Na semana que vem completo quinze anos. Minhas quatro patas já percorreram muitos quilômetros, a maioria deles no trajeto entre minha casa e o portão, e minhas retinas já fatigadas não mais distinguem muito bem as poucas cores que enxergo. Tenho ciência de que minha situação física só é tão ruim pelo cruzamento intrafamiliar que fizeram nos meus antepassados, que acaba degenerando a espécie inteira, sob o pretexto de criar uma “raça” mais “pura”. Façam-me o favor!
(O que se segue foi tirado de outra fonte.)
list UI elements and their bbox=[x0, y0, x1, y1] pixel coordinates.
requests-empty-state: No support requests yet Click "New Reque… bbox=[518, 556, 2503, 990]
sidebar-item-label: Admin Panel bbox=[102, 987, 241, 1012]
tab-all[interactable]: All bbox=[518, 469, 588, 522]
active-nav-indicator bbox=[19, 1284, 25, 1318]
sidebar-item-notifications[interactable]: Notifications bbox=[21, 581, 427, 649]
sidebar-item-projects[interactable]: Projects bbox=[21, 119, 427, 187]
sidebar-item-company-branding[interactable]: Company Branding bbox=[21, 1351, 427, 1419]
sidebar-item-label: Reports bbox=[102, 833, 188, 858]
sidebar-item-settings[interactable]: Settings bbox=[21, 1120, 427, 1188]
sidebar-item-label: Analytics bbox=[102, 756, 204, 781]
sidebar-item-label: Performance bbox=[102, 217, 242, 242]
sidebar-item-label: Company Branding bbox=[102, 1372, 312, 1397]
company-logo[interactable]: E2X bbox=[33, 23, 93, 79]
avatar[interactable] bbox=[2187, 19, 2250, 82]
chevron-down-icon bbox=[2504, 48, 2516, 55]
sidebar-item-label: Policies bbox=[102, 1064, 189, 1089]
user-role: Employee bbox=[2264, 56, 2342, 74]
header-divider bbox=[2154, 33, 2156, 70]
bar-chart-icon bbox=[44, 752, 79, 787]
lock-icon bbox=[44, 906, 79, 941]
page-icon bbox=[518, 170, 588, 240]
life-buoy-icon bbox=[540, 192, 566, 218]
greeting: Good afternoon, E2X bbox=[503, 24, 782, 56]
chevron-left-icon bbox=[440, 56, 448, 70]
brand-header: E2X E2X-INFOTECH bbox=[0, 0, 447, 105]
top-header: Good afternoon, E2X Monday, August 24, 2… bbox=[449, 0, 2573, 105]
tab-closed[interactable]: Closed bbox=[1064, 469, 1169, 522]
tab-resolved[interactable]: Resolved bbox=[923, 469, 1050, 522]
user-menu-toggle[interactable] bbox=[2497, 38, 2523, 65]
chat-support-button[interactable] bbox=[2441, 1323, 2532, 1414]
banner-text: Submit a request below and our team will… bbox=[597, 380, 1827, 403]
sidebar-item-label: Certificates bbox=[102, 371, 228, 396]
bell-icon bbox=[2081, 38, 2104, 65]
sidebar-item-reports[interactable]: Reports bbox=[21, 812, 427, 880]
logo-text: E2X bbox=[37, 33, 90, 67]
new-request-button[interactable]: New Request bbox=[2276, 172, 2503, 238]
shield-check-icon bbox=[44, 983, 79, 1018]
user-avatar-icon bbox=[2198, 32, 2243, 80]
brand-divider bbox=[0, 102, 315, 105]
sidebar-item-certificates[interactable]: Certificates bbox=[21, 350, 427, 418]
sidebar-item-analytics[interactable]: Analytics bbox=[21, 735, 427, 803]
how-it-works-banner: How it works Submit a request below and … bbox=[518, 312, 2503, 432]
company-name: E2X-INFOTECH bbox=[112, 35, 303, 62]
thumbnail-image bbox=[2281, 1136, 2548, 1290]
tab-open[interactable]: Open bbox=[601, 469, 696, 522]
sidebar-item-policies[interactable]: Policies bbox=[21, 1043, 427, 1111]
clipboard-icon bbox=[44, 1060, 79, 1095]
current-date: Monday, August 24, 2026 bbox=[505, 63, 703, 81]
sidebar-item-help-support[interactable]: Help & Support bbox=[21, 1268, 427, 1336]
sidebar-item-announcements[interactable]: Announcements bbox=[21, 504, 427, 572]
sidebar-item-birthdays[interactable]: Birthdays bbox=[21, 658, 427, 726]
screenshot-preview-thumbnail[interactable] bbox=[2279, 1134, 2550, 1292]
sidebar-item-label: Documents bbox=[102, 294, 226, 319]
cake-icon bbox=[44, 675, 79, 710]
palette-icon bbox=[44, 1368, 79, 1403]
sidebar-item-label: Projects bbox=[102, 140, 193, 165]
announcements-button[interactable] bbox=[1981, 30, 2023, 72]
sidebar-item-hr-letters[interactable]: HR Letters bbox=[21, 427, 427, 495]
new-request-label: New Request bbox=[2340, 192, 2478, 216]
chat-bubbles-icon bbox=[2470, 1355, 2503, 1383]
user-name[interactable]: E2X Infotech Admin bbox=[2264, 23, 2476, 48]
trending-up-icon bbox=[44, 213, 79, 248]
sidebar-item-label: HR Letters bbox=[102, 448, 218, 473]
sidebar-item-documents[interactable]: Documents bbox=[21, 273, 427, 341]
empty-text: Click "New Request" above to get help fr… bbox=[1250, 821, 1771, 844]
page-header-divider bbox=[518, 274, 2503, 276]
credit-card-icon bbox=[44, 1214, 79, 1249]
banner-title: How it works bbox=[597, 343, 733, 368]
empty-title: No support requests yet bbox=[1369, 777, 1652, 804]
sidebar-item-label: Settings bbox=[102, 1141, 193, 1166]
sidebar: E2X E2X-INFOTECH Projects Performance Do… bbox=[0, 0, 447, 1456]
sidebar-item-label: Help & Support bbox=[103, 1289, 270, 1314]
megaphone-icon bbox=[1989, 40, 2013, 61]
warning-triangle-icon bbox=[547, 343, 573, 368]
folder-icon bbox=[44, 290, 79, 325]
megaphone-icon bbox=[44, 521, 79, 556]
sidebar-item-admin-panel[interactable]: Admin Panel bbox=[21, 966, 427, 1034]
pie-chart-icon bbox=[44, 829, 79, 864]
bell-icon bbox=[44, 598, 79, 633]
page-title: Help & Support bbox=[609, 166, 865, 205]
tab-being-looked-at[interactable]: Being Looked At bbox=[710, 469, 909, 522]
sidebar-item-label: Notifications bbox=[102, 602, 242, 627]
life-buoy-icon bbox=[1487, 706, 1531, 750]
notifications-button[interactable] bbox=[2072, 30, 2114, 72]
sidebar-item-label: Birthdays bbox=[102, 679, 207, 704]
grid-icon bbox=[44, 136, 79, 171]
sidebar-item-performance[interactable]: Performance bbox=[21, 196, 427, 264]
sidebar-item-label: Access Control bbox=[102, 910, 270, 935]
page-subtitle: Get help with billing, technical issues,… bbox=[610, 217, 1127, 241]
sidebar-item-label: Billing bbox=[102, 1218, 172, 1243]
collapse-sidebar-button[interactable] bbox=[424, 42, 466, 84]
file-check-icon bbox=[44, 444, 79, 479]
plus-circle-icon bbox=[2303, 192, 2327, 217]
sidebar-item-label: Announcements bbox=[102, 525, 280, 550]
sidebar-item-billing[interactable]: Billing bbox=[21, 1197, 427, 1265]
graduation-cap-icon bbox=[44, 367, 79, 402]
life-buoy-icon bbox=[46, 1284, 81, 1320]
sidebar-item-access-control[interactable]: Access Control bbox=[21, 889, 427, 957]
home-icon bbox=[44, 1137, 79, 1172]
Sempre que abrem o portão da rua eu penso em fugir. Eu sei que é loucura, mas os devaneios sempre aparecem nos momentos mais oportunos. Às vezes eles até me deixam dar uma volta pela rua. Eu tenho essa liberdade de fugir se eu quiser, mas, e aí, quem vai comprar minha ração, me alimentar, me dar água, esse tipo de coisa? Eu sei que eu não conseguiria mais viver sem meus donos. Talvez conseguisse se ainda estivesse em meu estado de natureza, mas quem vai afirmar isso com certeza? Essa minha liberdade é puramente ilusória, só serve pra me subordinar mais ainda àqueles infelizes.